EDINBURGH.- Bourne Fine Art
's Edinburgh Art Festival exhibition follows Jock McFadyen's career from graduation in 1977 to the present.
The title - 'The Ability to Cling....' - comes from a schematic image from 1977, executed two years after he graduated Chelsea School of Art. This and other work in the show from this period are humorous yet edgy caricatures. As an exhibition title of 1978 suggests - Paintings, Drawings and Titles, (Gallery 57, Edinburgh) - his art was as much to do with language as image. Language has remained central to his work. In later pictures it takes the form of graffiti - the flora and fauna of the urban jungle. McFadyen says it was 'a fast way to give patina to the street'. With the hand of what looks like a seasoned graffiti artist, the scrawls form a sort of picture within a picture - astonishingly free from his own style, his own hand even, so as not to cancel itself out. The subject of his student dissertation, 'Art, Language and Semiology', has remained central , as have his acute observations of people and life on the streets.
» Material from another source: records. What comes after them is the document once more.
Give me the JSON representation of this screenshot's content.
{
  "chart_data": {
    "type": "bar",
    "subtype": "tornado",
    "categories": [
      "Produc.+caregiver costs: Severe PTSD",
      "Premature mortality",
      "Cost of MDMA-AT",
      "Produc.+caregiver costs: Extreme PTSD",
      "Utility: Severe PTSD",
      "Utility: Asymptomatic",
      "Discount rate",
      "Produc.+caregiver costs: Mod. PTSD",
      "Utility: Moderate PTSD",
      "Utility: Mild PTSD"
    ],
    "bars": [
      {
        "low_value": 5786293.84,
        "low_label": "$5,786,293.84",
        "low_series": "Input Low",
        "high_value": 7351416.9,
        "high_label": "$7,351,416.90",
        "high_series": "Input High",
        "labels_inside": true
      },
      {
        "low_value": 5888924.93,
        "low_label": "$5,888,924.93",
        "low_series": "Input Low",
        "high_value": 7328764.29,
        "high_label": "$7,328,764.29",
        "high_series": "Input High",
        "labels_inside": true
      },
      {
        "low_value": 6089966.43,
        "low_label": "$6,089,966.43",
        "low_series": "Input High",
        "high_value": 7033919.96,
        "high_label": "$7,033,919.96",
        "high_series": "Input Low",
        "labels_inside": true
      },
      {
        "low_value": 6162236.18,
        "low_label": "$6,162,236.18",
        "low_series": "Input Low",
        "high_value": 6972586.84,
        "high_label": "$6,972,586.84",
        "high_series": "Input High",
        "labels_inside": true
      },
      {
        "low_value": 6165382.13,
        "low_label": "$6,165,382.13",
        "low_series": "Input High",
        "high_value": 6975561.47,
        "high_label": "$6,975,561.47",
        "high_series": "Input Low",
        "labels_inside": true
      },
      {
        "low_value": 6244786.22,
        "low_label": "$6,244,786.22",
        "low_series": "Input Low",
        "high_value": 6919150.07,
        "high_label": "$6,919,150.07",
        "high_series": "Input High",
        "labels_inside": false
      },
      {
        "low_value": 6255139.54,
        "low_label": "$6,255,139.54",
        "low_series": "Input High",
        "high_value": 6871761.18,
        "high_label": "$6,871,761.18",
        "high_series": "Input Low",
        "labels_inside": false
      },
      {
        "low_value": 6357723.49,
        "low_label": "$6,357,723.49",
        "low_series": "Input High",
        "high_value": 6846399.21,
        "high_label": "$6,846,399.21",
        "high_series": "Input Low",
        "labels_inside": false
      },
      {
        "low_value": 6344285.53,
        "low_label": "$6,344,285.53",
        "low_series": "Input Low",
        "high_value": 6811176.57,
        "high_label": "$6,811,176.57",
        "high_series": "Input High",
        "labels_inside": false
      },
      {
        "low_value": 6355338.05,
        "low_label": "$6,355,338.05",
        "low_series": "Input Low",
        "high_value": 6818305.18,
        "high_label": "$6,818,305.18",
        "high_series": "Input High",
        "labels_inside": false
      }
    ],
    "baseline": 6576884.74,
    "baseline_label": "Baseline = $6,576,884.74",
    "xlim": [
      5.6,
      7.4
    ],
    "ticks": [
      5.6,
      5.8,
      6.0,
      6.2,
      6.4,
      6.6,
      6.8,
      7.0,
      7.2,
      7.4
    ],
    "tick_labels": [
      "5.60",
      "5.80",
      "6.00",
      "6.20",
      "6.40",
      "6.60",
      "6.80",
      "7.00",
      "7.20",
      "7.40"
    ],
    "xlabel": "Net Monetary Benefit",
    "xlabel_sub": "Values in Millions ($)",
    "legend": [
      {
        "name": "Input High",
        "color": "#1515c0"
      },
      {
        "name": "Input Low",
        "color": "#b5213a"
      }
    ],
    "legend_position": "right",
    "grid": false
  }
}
Shortly after graduating, McFadyen was awarded the second residency at the National Gallery, London (1980-81). The focus on social marginalisation in his pictures of the 1980s reveal the influence not only of his heroes, Walter Sickert and L.S. Lowry, but also that of the gruesome faces and contorted bodies of the German Expressionists. In pictures such as The Street and Street Dance there is brutality and defiance but also compassion and respect in the observational detail. A commission in 1990 from the Artistic Records Committee at the Imperial War Museum saw McFadyen shift from two dimensions to three. His commission to document the demise and aftermath of the removal of the Berlin wall - 'Fragments from Berlin' (Imperial War Museum, 1991) - resulted in a massive sculpture installation. A single figure from that show will be included in this retrospective.
The 1990s saw another shift in McFadyen's focus. In 1991-2 Kenneth McMillan approached McFadyen to design a theatre backdrop. As a solitary worker Jock has said that he liked to paint figures to keep him company: At the theatre he was surrounded. From this point on, however, he turned to depopulated landscapes. A sort of minimalism and reduction lends these vistas emotional distance and isolation. His faces from the 1980s morph into buildings, but the same scars of life and degradation are clear to see.
Jock has looked beyond the city to rural life too. In Orkney he searches out the scuttled remains of Inganess; in Uist, he discovers the rusting remains of a bus stranded in a peat bog, or a tangled mess of wire fences, keeping no-one in and no-one out all under big skies and in wild isolation. Different landscapes, same vision.